Think of the mouth guard as an AIR BAG for the teeth!

The American Dental Association reports that studies of mouth guard users and nonusers have consistently shown that mouth guards offer significant protection against sports-related injuries to the teeth and soft tissues. 

The custom fit mouth guard is easy to make and provides better protection than the ones sold in most sporting goods stores.  Using a tray with impression material, a member of our clinical staff takes an alginate impression of the teeth, which is used to make a model that is then crafted into a custom-fit mouth guard.

We want to remind our patients, their parents and their coaches to remember to wear mouth guards and appropriate protective gear when participating in sports and any recreational activities that could lead to getting a facial injury. 

Just call us to schedule your team’s visit – 631-427-8444.  This is one ounce of protection that’s worth a lifetime of smiles!

Friday, February 7, 2014

White Spots on My Teeth – Where’d THAT come from?

We spend a lot of time teaching our patients how to take care of their teeth and gums during orthodontic treatment so that there are no surprises when their braces finally come off.  One reason we do this -- to avoid white spots on the flat surfaces of the teeth. 

Known clinically as “white spot lesions,” these spots are actually subsurface porosities, flat, shallow and porous, located on the surface of the teeth and caused by dental plaque, the same substance that causes cavities.  Dental plaque is the sticky substance that good brushing and flossing keeps under control.  When dental hygiene is bad, dental plaque accumulates and creates acids that eat away the enamel that coats your teeth, leading to cavities.  When plaque builds up between the gums and the braces, or around the brackets, white spots are created.

It’s disappointing for everyone when your braces come off and the beautiful straight smile is marred by white spots on the surface of your teeth.  Even the best orthodontic treatment can’t prevent white spots – only you can!

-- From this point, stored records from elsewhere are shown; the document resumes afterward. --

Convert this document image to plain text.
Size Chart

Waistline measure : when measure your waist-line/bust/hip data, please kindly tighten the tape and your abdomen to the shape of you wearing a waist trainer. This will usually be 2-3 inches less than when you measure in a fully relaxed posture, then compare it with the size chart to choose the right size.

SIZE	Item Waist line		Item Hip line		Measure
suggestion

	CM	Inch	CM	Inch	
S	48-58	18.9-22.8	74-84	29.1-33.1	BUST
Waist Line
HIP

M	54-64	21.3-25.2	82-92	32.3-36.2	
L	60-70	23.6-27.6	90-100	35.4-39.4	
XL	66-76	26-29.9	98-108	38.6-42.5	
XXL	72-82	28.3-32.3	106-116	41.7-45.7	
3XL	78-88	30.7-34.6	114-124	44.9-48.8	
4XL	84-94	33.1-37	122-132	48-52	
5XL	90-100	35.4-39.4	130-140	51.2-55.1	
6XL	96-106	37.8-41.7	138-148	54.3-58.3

How can you avoid white spots?
  • Keep teeth and gums spotless, brushing after meals and using dental floss.
  • Make sure to brush the area between the gums and braces, even when it takes an extra effort. 
  • Follow the food and beverage recommendations from your orthodontist.  The fewer sticky foods you eat, the better your dental hygiene will be.

What if you get white spots?

It will take time, but in most cases some of the spots do become less prominent, and some may disappear completely.  This happens because of the normal process of your oral fluids, which help enamel repair itself through a process called “remineralization,” although it may take about six months.

Extra fluoride may make the spots WORSE by creating a barrier between your normal oral fluids and the white spot.  Wait six months, and then ask your orthodontist if it’s okay for you to try a low concentration over-the-counter fluoride rinse and/or remineralization paste.

For white spots that don’t go away, resin infiltration products may be used in conjunction with micro-abrasion (removing the superficial white spots). Other treatments include cosmetic bonding to replace the damaged enamel, or, in extreme cases, applying porcelain veneers to cover the damaged areas.

Our recommendation:  take good care of your teeth by brushing and flossing so that plaque doesn’t get a chance to build up in the first place!